Low-concentration PVI, because of its broad antimicrobial properties, lack of resistance, rapidity of action, and efficacy against biofilms and excessive inflammation, and because of its favorable risk/benefit profile, especially in the wound-healing process, could be an additional treatment option for corneal ulcers associated with chronic immune-mediated inflammatory diseases or for other clinical cases with uncertain infective diagnosis.
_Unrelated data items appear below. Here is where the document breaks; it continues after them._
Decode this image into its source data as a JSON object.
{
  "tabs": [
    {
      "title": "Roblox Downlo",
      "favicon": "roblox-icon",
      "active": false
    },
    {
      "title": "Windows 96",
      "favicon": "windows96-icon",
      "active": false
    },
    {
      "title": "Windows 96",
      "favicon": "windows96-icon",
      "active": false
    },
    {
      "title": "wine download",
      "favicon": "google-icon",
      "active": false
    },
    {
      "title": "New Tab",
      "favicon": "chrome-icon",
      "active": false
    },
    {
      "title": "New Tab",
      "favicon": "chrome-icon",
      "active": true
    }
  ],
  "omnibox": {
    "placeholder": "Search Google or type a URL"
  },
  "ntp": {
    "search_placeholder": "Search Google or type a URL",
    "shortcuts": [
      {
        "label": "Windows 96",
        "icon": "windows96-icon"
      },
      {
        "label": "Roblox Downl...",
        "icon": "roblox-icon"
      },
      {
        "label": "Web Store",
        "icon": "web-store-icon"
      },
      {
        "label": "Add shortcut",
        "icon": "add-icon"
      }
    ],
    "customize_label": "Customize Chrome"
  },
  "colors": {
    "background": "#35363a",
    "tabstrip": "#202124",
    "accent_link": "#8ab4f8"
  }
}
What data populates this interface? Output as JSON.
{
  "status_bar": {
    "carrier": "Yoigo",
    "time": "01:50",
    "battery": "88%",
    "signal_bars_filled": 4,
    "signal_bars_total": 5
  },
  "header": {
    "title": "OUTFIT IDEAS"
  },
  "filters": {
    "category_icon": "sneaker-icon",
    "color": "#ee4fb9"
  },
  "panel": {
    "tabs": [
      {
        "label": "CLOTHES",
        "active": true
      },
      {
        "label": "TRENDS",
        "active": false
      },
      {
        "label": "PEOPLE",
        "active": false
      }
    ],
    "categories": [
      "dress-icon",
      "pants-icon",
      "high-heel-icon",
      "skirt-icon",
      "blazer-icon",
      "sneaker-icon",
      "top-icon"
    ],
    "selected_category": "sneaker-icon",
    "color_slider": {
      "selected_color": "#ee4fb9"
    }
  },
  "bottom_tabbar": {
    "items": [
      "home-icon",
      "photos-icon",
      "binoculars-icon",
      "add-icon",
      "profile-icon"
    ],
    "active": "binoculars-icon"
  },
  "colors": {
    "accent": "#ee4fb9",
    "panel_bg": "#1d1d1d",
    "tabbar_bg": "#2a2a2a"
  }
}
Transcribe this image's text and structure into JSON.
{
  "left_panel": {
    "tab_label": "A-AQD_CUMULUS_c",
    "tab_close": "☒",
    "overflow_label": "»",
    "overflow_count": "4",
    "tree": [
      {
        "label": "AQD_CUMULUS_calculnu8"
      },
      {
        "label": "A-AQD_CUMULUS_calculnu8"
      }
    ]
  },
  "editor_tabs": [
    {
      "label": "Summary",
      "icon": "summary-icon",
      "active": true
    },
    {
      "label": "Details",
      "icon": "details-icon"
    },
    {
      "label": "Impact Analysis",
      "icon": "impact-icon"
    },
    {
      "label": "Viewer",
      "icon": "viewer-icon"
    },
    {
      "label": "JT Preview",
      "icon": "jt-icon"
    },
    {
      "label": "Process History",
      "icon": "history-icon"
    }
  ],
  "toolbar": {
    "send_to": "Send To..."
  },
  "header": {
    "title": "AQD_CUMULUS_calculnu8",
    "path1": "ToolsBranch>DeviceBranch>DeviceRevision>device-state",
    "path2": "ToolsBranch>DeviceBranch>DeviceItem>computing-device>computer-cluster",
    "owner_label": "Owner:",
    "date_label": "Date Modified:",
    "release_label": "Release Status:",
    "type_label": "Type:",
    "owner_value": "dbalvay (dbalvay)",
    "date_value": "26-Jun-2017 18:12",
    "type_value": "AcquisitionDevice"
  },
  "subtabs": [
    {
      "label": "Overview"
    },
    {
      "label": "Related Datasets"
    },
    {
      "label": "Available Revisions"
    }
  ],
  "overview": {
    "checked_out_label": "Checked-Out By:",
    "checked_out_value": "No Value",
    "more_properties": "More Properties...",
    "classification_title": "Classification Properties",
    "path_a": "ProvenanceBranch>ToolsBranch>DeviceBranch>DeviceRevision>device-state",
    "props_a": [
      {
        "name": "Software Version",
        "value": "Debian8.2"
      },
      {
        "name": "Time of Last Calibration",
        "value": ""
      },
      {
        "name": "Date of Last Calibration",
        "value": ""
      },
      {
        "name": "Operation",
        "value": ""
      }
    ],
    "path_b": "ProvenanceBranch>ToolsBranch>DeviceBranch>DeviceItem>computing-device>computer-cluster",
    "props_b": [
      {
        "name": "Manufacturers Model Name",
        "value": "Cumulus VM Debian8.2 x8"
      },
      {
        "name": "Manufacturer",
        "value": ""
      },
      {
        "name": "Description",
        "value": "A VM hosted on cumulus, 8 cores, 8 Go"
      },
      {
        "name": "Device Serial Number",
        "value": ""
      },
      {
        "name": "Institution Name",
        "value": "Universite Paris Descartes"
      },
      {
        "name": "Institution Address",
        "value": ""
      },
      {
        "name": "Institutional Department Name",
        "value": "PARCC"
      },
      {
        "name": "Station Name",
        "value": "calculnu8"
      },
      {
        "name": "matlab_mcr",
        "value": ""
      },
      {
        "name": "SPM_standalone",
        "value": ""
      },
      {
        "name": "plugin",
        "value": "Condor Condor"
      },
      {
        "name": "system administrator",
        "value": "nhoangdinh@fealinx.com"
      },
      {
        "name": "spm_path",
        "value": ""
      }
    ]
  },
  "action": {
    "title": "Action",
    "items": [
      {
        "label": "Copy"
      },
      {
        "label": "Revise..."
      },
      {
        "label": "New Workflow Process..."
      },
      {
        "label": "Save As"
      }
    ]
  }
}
FiguresFigure 1.. First visit. Descemetocele, 2 corneal nylon 10-0 stitches, and amniotic membrane trace. Figure 2.. Regression of corneal ulcer after 5 weeks of 0.66% PVI, hyaluronic acid, glycerol, and medium-chain triglycerides (IODIM®, Medivis S.r.l.) treatment (4 times/day). Figure 3.. Improvement of corneal ulcer with letup of wound depth of corneal ulcer due to healing process after continuing 0.66% PVI, hyaluronic acid, glycerol, and medium-chain triglycerides (IODIM®, Medivis S.r.l.) treatment (3 times/day) and adding autologous serum eyedrops (4 times/day). Figure 4.. Three months after the first visit. Corneal ulcer closure confirmed after 5 weeks of 0.66% PVI, hyaluronic acid, glycerol, and medium-chain triglycerides (IODIM®, Medivis S.r.l.) therapy (2 times/day) and autologous serum eyedrops (4 times/day). Figure 5.. One year after the first visit. Intact corneal surface, stable healing.